国営の中国中央テレビによりますと、中国共産党は29日までの2日間、新疆ウイグル自治区に関する政策を話し合う会議「新疆工作座談会」を北京で開きました。
この会議は2010年に胡錦涛前指導部で一度開かれましたが、習近平国家主席の就任後は初めてで、新疆ウイグル自治区の政策の方向性を決める重要会議と位置づけられています。

このなかで、習主席はテロとの戦いを訴え、「強固なとりでと厳重な警戒網を築かなければならない」と述べ、治安対策を強化し、ウイグル族の不満を引き続き力で抑え込んでいく姿勢を明らかにしました。

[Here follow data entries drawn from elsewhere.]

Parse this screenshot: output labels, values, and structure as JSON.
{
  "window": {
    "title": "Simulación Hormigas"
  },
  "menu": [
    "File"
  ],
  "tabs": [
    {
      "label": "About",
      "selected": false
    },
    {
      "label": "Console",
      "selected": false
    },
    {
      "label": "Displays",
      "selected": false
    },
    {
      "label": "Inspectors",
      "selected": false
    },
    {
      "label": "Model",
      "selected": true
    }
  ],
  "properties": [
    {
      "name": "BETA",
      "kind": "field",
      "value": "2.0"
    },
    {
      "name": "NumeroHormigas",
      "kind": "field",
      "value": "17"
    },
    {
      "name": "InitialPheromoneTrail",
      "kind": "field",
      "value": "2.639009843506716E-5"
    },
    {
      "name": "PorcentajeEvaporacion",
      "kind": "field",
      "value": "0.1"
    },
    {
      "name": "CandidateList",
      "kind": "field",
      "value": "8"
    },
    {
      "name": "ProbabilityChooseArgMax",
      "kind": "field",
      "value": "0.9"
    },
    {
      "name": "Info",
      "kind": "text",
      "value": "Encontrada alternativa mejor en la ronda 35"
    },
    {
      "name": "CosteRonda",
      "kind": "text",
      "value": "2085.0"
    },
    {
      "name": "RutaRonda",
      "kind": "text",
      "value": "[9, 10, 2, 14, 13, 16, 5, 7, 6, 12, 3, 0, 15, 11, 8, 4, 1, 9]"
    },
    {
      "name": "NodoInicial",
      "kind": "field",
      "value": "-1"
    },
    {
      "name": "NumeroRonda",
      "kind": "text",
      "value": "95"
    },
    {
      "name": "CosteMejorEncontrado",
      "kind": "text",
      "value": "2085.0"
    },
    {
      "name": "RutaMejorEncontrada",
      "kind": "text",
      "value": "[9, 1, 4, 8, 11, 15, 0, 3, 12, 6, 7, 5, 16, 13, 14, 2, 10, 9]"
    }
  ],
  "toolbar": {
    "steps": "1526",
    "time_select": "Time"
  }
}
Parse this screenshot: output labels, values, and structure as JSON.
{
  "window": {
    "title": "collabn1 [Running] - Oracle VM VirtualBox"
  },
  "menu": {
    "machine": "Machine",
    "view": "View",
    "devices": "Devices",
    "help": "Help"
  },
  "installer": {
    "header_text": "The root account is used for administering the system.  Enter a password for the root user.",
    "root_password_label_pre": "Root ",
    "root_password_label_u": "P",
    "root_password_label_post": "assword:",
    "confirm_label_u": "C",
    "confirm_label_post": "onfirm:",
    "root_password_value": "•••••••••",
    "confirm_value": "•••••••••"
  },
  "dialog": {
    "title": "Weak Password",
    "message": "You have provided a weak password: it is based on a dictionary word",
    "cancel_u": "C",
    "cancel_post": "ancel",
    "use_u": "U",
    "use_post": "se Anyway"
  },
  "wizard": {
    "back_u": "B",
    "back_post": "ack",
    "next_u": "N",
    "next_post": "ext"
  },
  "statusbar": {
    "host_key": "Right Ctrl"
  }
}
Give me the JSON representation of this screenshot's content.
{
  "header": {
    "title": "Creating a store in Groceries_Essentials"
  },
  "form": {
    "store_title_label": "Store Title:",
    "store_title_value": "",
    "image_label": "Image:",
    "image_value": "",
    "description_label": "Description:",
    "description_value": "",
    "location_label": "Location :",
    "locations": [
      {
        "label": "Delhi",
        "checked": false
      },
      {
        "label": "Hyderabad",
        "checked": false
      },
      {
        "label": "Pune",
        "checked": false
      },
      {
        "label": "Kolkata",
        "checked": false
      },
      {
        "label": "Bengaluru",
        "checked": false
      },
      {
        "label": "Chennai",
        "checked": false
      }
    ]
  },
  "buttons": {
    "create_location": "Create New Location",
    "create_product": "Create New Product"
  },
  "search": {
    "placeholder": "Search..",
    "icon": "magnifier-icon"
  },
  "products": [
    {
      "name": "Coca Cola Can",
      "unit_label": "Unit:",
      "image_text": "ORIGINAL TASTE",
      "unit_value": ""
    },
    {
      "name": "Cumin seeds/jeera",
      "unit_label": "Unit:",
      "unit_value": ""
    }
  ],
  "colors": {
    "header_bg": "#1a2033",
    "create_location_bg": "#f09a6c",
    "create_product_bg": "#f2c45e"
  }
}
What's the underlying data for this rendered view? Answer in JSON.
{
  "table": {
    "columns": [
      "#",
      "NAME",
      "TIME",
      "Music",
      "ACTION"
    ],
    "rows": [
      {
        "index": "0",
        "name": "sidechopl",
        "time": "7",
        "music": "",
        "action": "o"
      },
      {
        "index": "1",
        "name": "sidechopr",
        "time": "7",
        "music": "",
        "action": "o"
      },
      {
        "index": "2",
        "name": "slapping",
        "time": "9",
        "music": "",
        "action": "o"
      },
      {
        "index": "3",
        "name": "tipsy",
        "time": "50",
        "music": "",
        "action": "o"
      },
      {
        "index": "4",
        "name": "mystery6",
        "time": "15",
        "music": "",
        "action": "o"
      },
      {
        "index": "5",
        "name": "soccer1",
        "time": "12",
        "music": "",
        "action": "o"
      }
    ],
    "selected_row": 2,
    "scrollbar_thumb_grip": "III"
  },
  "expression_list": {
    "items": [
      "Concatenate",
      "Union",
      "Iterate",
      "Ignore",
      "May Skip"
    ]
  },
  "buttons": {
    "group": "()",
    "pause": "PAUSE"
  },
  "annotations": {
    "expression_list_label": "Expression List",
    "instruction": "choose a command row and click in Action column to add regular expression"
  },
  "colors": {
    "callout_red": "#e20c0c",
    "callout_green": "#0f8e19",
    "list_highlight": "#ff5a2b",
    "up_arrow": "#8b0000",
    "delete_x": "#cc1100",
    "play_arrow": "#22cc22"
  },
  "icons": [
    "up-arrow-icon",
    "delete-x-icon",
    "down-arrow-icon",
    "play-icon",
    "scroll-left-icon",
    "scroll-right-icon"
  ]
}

また会議では、国家への帰属意識や共産党の価値観に共感するよう思想統制を強める必要性も強調されました。
自治区の人口の半数近くを占めるウイグル族の間では、政治や経済面で圧倒的な実権を握る漢族との格差に加え、固有の文化や宗教活動への締めつけに反発が強まっています。

会議で習主席は「これまでの共産党の政策は正しかった」と強調するなど、従来の民族政策を見直す姿勢はみられず、今後、ウイグル族の反発がさらに強まることも予想されます。